People sometimes ask how I went from database administration to building AI agents. The short answer is that it was less of a pivot than it sounds. The long answer is this post.
The DBA Years
I spent a significant stretch of my career deep in database platforms. MySQL, PostgreSQL, IBM DB2, both on premises and in the cloud. The work was exactly what you’d expect: query optimization, index tuning, replication setup, backup strategies, capacity planning, and the occasional 2 AM page when something decided to stop working.
What made it formative wasn’t the specific technologies. It was the mental model. When you manage production databases, you develop an instinct for data integrity, for understanding how writes propagate, for thinking about what happens when things fail midway through an operation. You learn to respect transactions. You learn that “eventually consistent” means “eventually someone files a bug report.”
At Vialto Partners, I got to work across a range of data platforms and business contexts. That exposure forced me to think about data not just as rows in a table but as something that drives decisions, enables compliance, and powers the operations that keep a company running.
What Transferred Directly
When I started building AgenticMail, I needed a storage layer that could handle concurrent agent operations, full text search across email bodies, and schema migrations that wouldn’t break a running system. I chose SQLite with WAL (Write Ahead Logging) mode, and that choice came straight from my DBA background.
WAL mode lets multiple readers operate simultaneously while a single writer appends to a log. For an agent coordination system where dozens of agents might be reading email state while one is processing a new message, this is exactly the right concurrency model. I knew this because I’d spent years thinking about read/write patterns in production.
FTS5 (Full Text Search 5) was another decision rooted in database experience. I needed agents to search email content quickly, and I knew from working with PostgreSQL’s full text search that bolting search onto a relational store is almost always better than running a separate search service when your dataset fits in a single node. FTS5 gave me ranked results with BM25 scoring, prefix queries, and boolean operators, all inside SQLite.
The migration system was the third piece. Every DBA has seen what happens when schema changes go wrong in production. The migration system I built tracks versions, verifies content hashes, and refuses to run if someone has tampered with a previously applied migration. That paranoia comes from experience.
What I Had to Learn
The agent coordination side was genuinely new territory. Databases are deterministic: you write a query, you get a result. Agents are probabilistic: you give them a task, and they might interpret it three different ways depending on the prompt, the context window, and apparently the phase of the moon.
I had to learn prompt engineering, tool orchestration, state machine design for agent lifecycles, and how to build guardrails that prevent an AI from doing something catastrophically wrong with someone’s email.
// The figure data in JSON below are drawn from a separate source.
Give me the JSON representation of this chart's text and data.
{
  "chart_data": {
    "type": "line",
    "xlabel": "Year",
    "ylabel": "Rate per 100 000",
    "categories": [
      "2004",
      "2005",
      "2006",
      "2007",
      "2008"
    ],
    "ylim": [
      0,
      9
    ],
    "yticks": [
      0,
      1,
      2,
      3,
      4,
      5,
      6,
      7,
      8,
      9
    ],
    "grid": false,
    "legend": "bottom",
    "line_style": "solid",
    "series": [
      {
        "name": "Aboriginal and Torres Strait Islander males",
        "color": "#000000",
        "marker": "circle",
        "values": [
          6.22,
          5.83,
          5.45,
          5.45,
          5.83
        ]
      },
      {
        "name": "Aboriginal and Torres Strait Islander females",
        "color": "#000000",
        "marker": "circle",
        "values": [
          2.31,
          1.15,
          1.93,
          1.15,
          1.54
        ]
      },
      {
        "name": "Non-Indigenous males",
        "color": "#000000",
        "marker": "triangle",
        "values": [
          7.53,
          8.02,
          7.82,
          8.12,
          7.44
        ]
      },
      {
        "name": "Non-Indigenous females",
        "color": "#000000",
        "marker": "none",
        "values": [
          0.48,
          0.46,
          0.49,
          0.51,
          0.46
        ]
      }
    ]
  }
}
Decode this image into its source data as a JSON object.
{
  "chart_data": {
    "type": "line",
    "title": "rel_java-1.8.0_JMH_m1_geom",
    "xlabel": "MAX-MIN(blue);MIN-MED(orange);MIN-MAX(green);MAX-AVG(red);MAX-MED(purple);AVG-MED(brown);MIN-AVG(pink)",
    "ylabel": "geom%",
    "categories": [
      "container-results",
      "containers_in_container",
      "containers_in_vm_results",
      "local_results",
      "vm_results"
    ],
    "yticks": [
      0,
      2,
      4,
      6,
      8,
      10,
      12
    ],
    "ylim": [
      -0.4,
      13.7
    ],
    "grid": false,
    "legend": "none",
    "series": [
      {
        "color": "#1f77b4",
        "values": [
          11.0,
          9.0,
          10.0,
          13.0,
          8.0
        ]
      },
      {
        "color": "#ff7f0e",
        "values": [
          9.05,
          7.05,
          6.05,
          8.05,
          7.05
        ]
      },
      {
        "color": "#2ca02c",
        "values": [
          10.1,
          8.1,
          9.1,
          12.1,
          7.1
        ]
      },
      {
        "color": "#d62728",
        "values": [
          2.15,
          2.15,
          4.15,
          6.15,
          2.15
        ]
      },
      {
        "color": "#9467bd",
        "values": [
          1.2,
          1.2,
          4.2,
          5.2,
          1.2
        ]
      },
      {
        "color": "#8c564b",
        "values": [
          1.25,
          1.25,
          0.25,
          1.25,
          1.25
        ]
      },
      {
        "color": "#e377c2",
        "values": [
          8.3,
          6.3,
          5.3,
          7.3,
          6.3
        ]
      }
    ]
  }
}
None of that was in any DBA handbook.
The biggest mental shift was accepting uncertainty as a design parameter. In database work, you eliminate ambiguity. In agent systems, you manage it. You build fallback paths, confidence thresholds, and human escalation points because you know the system will sometimes get things wrong.
The Connection
Looking back, the through line is systems thinking. A database administrator thinks about the entire lifecycle of data: how it enters the system, how it’s stored, how it’s queried, how it’s backed up, how it’s eventually archived or deleted. An agent system designer thinks about the entire lifecycle of a task: how it’s received, how it’s interpreted, how it’s executed, how errors are handled, how results are verified.
The tools changed. The thinking didn’t.
If you’re a DBA wondering whether your skills translate to the AI space, they do. The industry needs people who understand data at a foundational level, not just people who can call an LLM API. Understanding how data flows, how state is managed, and how systems fail gracefully is exactly what’s missing from most AI agent implementations I’ve seen.
The best agent systems are, at their core, well designed data systems. And that’s something database people already know how to build.